1. Absolute Representation

$$E_{abs} = x_Ty_T - x_Ay_A = (x_A + \epsilon)(y_A + \delta) - x_A y_A$$
$$ = x_Ay_A + x_A \epsilon + y_A \delta + \epsilon \delta - x_A y_A = x_A \epsilon + y_A \delta$$
$$E_{abs}(x_Ay_A) = O(|x_A| \epsilon + |y_A| \delta)$$


2. Relative Representation 

$$ E_{rel}(x_A y_A) = \frac{|(x_Ty_T) - (x_Ay_T)|}{|x_T y_T|}$$
$$ E_{rel}(x_A y_A) = \frac{|(x_Ty_T) - (x_T - \epsilon)(y_T - \delta)|}{|x_T y_T|} = \frac{x_T y_T - (x_T y_T - \epsilon x_T - \delta y_T + \epsilon \delta)}{|x_T y_T|}$$
$$= \frac{|\epsilon x_T + \delta y_T + \epsilon \delta|}{|x_T y_T|} = \frac{\epsilon}{x_T} + \frac{\delta}{y_T} - \frac{\epsilon \delta}{x_T y_T}$$
$$ = E_{rel}(x_A y_A) \leq |E_{rel}{x_A}| + |E_{rel}(y_A)|$$

Since the relative error is additive, it is a more efffective measure of accuracy as absolute error scales with magnitudes of $x_A$ and $y_A$, while relative error ignores scale and gives us a clean, additive bound. 

## Polynomials: How many operations are needed under different representations? 

Consider the polynomail $p_3(x) = 4x^3 + 0.2x^2 - 2.1x + 5$ In order to evaluate this polynomial at a specific point, we have to perform three addition operations and six multiplication operations, so nine total floating point operations.

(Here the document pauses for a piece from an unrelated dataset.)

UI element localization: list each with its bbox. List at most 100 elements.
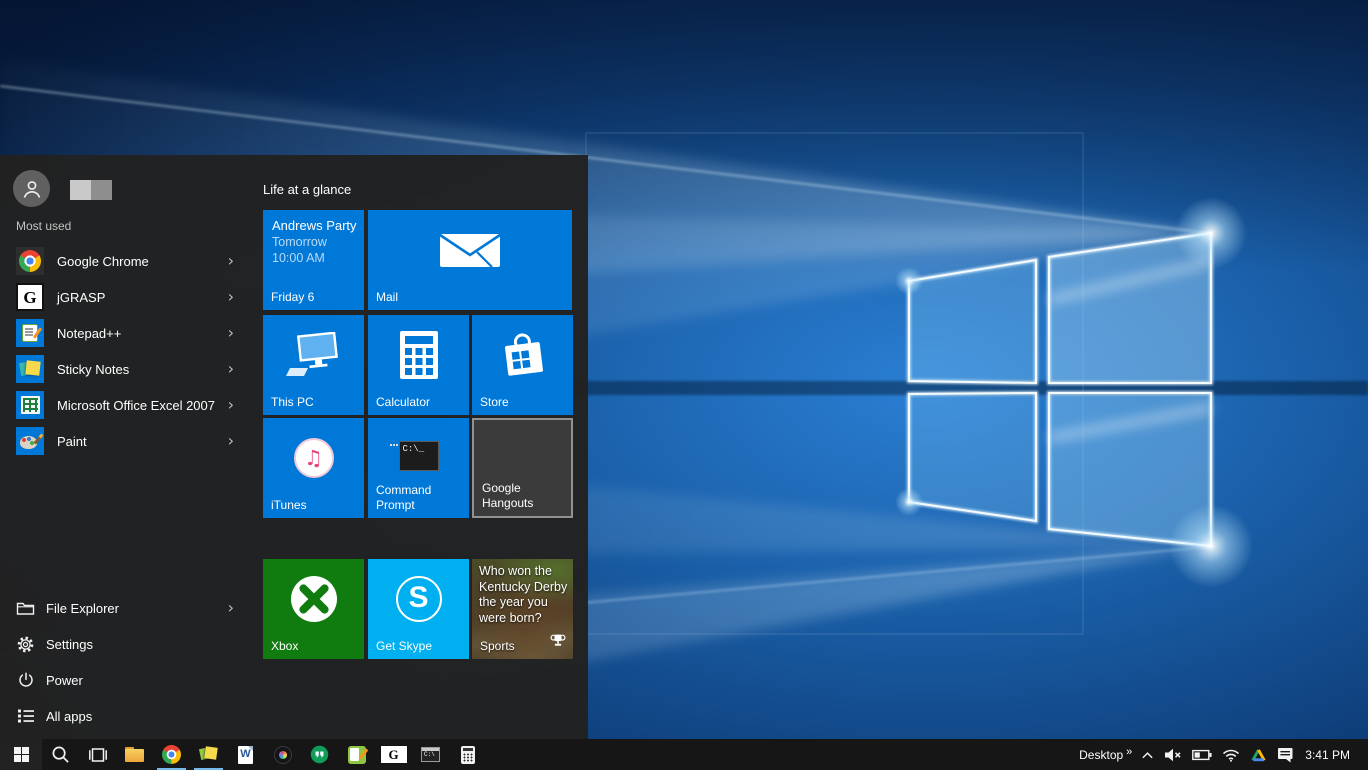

Now suppose the polynomial is written equivalently as $((4x + 0.2)x - 2.1)x + 5$. We now have to perform three additions and three multiplications, for a total of six floating point operations. The nested formulation of the polynomial clearly takes less operations to evaluate at a specific point, which $p_n(x)$ with larger $n$, can be very significant.


$$p_n(x) = a_n x^{n} + a_{n-1} x^{n-1} + \dots a_1x + a_0 = ((a_n x + a_{n-1})x + \dots + a_1)x + a_0$$


In the first representation, we have to perform $n + (n-1) + \dots + 1$ multiplications which is $n(n+1)/2$, on the order of $O(n^2)$. On the second representation, we only need to perform $n$ multiplications, so the operation is $O(n)$.